This pair of papers describes aspects of those who ruin the Internet for the rest of us. Kumar’s “An Army of Me” paper discusses the characteristics of sockpuppets in online discussion communities (as an aside, the term “sockpuppet” never really clicked for me until seeing its connection with “puppetmaster” in the introduction of this paper). Looking at nine different discussion communities, the authors evaluate the posting behavior, linguistic features, and social network structure of sockpuppets, eventually using those characteristics to build a classifier which achieved moderate success in identifying sockpuppet accounts. Lee’s “Uncovering Social Spammers” paper uses a honeypot technique to identify social spammers (spam accounts on social networks). They deploy their honeypots on both MySpace and Twitter, capturing information about social spammer profiles in order to understand their characteristics, using some similar characteristics as Kumar’s paper (social network structure and posting behavior). These authors also build classifiers for both MySpace and Twitter using the features that they uncovered with their honeypots.

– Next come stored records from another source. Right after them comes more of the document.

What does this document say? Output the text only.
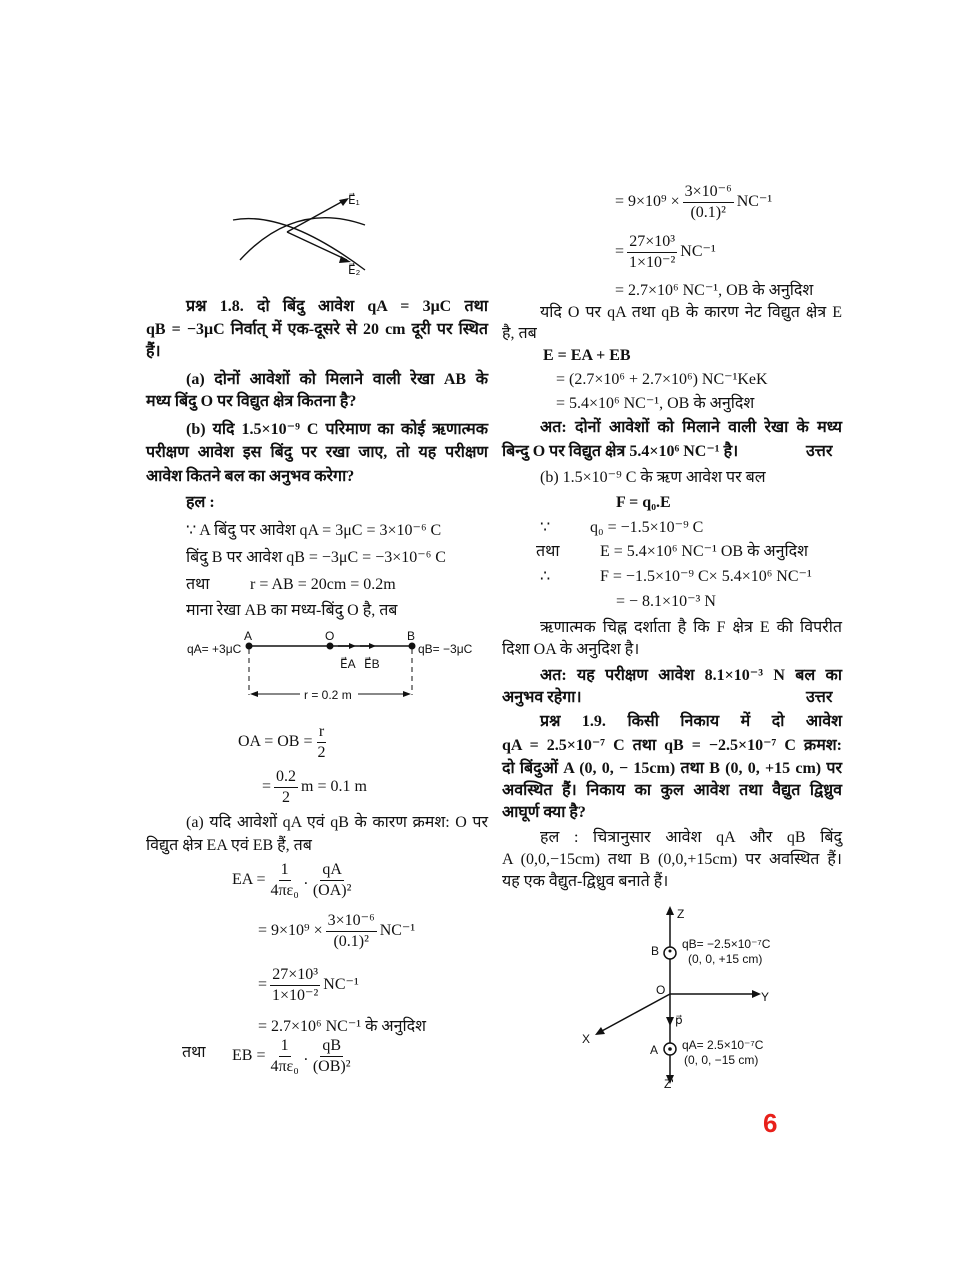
E⃗₁
E⃗₂
प्रश्न 1.8. दो बिंदु आवेश qA = 3μC तथा
qB = −3μC निर्वात् में एक-दूसरे से 20 cm दूरी पर स्थित
हैं।
(a) दोनों आवेशों को मिलाने वाली रेखा AB के
मध्य बिंदु O पर विद्युत क्षेत्र कितना है?
(b) यदि 1.5×10⁻⁹ C परिमाण का कोई ऋणात्मक
परीक्षण आवेश इस बिंदु पर रखा जाए, तो यह परीक्षण
आवेश कितने बल का अनुभव करेगा?
हल :
∵ A बिंदु पर आवेश qA = 3μC = 3×10⁻⁶ C
बिंदु B पर आवेश qB = −3μC = −3×10⁻⁶ C
तथा	r = AB = 20cm = 0.2m
माना रेखा AB का मध्य-बिंदु O है, तब
qA= +3μC
A	O	B
qB= −3μC
E⃗A E⃗B
r = 0.2 m
OA = OB = $\frac{r}{2}$
= $\frac{0.2}{2}$ m = 0.1 m
(a) यदि आवेशों qA एवं qB के कारण क्रमश: O पर
विद्युत क्षेत्र EA एवं EB हैं, तब
EA = $\frac{1}{\text{4πε₀}}$ . $\frac{qA}{\text{(OA)²}}$
= $9\times 10^9 \times \frac{\text{3×10⁻⁶}}{\text{(0.1)²}} NC^{-1}$
= $\frac{\text{27×10³}}{\text{1×10⁻²}} NC^{-1}$
= 2.7×10⁶ NC⁻¹ के अनुदिश
तथा	EB = $\frac{1}{\text{4πε₀}}$ . $\frac{qB}{\text{(OB)²}}$
= $9\times 10^9 \times \frac{\text{3×10⁻⁶}}{\text{(0.1)²}} NC^{-1}$
= $\frac{\text{27×10³}}{\text{1×10⁻²}} NC^{-1}$
= 2.7×10⁶ NC⁻¹, OB के अनुदिश
यदि O पर qA तथा qB के कारण नेट विद्युत क्षेत्र E
है, तब
E = EA + EB
= (2.7×10⁶ + 2.7×10⁶) NC⁻¹KeK
= 5.4×10⁶ NC⁻¹, OB के अनुदिश
अत: दोनों आवेशों को मिलाने वाली रेखा के मध्य
बिन्दु O पर विद्युत क्षेत्र 5.4×10⁶ NC⁻¹ है।	उत्तर
(b) 1.5×10⁻⁹ C के ऋण आवेश पर बल
F = q₀.E
∵ q₀ = −1.5×10⁻⁹ C
तथा	E = 5.4×10⁶ NC⁻¹ OB के अनुदिश
∴	F = −1.5×10⁻⁹ C× 5.4×10⁶ NC⁻¹
= − 8.1×10⁻³ N
ऋणात्मक चिह्न दर्शाता है कि F क्षेत्र E की विपरीत
दिशा OA के अनुदिश है।
अत: यह परीक्षण आवेश 8.1×10⁻³ N बल का
अनुभव रहेगा।	उत्तर
प्रश्न 1.9. किसी निकाय में दो आवेश
qA = 2.5×10⁻⁷ C तथा qB = −2.5×10⁻⁷ C क्रमश:
दो बिंदुओं A (0, 0, − 15cm) तथा B (0, 0, +15 cm) पर
अवस्थित हैं। निकाय का कुल आवेश तथा वैद्युत द्विध्रुव
आघूर्ण क्या है?
हल : चित्रानुसार आवेश qA और qB बिंदु
A (0,0,−15cm) तथा B (0,0,+15cm) पर अवस्थित हैं।
यह एक वैद्युत-द्विध्रुव बनाते हैं।
Z
Z'
Y
X
O
B
A
p⃗
qB= −2.5×10⁻⁷C
(0, 0, +15 cm)
qA= 2.5×10⁻⁷C
(0, 0, −15 cm)
6
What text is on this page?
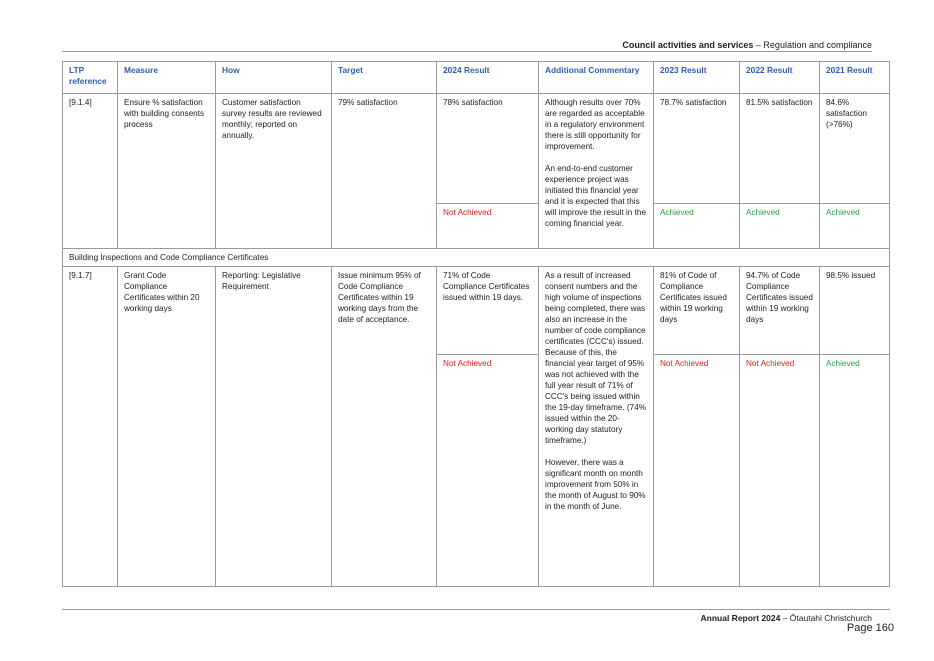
Council activities and services – Regulation and compliance
LTP reference	Measure	How	Target	2024 Result	Additional Commentary	2023 Result	2022 Result	2021 Result
[9.1.4]	Ensure % satisfaction with building consents process	Customer satisfaction survey results are reviewed monthly; reported on annually.	79% satisfaction	78% satisfaction	Although results over 70% are regarded as acceptable in a regulatory environment there is still opportunity for improvement.
An end-to-end customer experience project was initiated this financial year and it is expected that this will improve the result in the coming financial year.	78.7% satisfaction	81.5% satisfaction	84.6% satisfaction (>76%)
				Not Achieved		Achieved	Achieved	Achieved
Building Inspections and Code Compliance Certificates								
[9.1.7]	Grant Code Compliance Certificates within 20 working days	Reporting: Legislative Requirement	Issue minimum 95% of Code Compliance Certificates within 19 working days from the date of acceptance.	71% of Code Compliance Certificates issued within 19 days.	As a result of increased consent numbers and the high volume of inspections being completed, there was also an increase in the number of code compliance certificates (CCC's) issued. Because of this, the financial year target of 95% was not achieved with the full year result of 71% of CCC's being issued within the 19-day timeframe. (74% issued within the 20-working day statutory timeframe.)
However, there was a significant month on month improvement from 50% in the month of August to 90% in the month of June.	81% of Code of Compliance Certificates issued within 19 working days	94.7% of Code Compliance Certificates issued within 19 working days	98.5% issued
				Not Achieved		Not Achieved	Not Achieved	Achieved
Annual Report 2024 – Ōtautahi Christchurch
Page 160
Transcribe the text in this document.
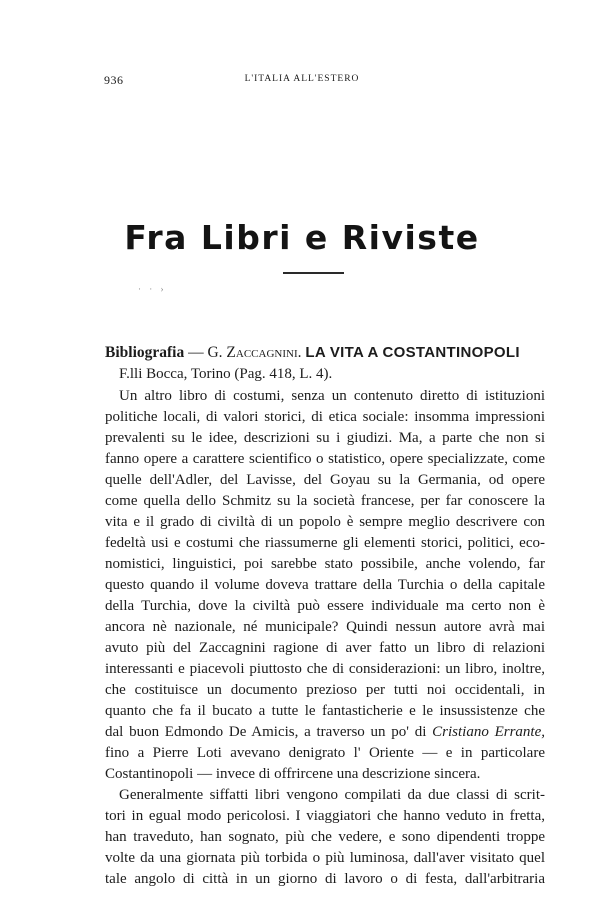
936	L'ITALIA ALL'ESTERO
Fra Libri e Riviste
· · ›
Bibliografia — G. Zaccagnini. LA VITA A COSTANTINOPOLI
F.lli Bocca, Torino (Pag. 418, L. 4).
Un altro libro di costumi, senza un contenuto diretto di istituzioni
politiche locali, di valori storici, di etica sociale: insomma impressioni
prevalenti su le idee, descrizioni su i giudizi. Ma, a parte che non si
fanno opere a carattere scientifico o statistico, opere specializzate, come
quelle dell'Adler, del Lavisse, del Goyau su la Germania, od opere
come quella dello Schmitz su la società francese, per far conoscere la
vita e il grado di civiltà di un popolo è sempre meglio descrivere con
fedeltà usi e costumi che riassumerne gli elementi storici, politici, eco-
nomistici, linguistici, poi sarebbe stato possibile, anche volendo, far
questo quando il volume doveva trattare della Turchia o della capitale
della Turchia, dove la civiltà può essere individuale ma certo non è
ancora nè nazionale, né municipale? Quindi nessun autore avrà mai
avuto più del Zaccagnini ragione di aver fatto un libro di relazioni
interessanti e piacevoli piuttosto che di considerazioni: un libro, inoltre,
che costituisce un documento prezioso per tutti noi occidentali, in
quanto che fa il bucato a tutte le fantasticherie e le insussistenze che
dal buon Edmondo De Amicis, a traverso un po' di Cristiano Errante,
fino a Pierre Loti avevano denigrato l' Oriente — e in particolare
Costantinopoli — invece di offrircene una descrizione sincera.
Generalmente siffatti libri vengono compilati da due classi di scrit-
tori in egual modo pericolosi. I viaggiatori che hanno veduto in fretta,
han traveduto, han sognato, più che vedere, e sono dipendenti troppe
volte da una giornata più torbida o più luminosa, dall'aver visitato quel
tale angolo di città in un giorno di lavoro o di festa, dall'arbitraria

Given the discussion that we had previously when reading the Facebook papers, the first thing that jumped out at me when reading through the results of the “Army of Me” paper was the small effect sizes, especially in the linguistics traits subsection. Again, these included strong p-values of p<0.001 in many cases, but also showed minute differences in the rates of using words like “I” (0.076 vs 0.074) and “you” (0.017 vs 0.015). Though the authors don’t specifically call out their effect sizes, they do provide the means for each class and should be applauded for that. (They also reminded me to leave a note in my midterm report to discuss effect sizes.)
One limitation of “Army of Me” that was not discussed was the fact that all nine communities that they evaluated use Disqus as a commenting platform. While this made it easier for the authors to acquire their (anonymized) data for this study, there may be safety checks or other mechanisms built into Disqus that bias the characteristics of sockpuppets that appear on that platform. Some of their proposed future work, such as studying the Facebook and 4chan communities, might have made their results stronger.
“Army of Me” also reminded me of the drama from several years ago around the reddit user unidan, the “excited biologist,” who was banned from the community for vote manipulation. He used sockpuppet accounts to upvote his own posts and downvote other responses, thereby inflating his own reputation on the site.
Besides identifying MySpace as a “growing community” in 2010, I thought that the “Uncovering Social Spammers” paper was a mostly solid and concise piece of research. The use of a human-in-the-loop approach to obtain human validation of spam candidates to improve the SVM classifier appealed to the human-in-the-loop researcher in me. Some of the findings from their honeypot data acquisition were interesting, such as the fact that Midwesterners are popular spamming targets and that California is a popular profile location. I’m wondering if the fact that these patterns were seen is indicative of some bias in the data collection (is the social honeypot technique biased towards picking up spammers from California?), or if there actually is a trend in spam accounts to pick California as a profile location. This wasn’t particular clear to me; instead, it was just stated and then ignored.
I really liked their use of both MySpace and Twitter, as the two different social networks enabled the collection of different features (e.g., F-F ratio for Twitter, number of friends for MySpace) in order to show that the classifier can work on multiple datasets. It’s almost midnight and I haven’t slept enough this month, but I’m still puzzled by the confusion matrix that they presented in Table 1. Did they intend to leave variables in that table? If so, it doesn’t really add much to the paper, as they’re just describing the standard definitions of precision, recall, and false positive. They don’t present any other confusion matrices in the paper, so it seems even more out of place.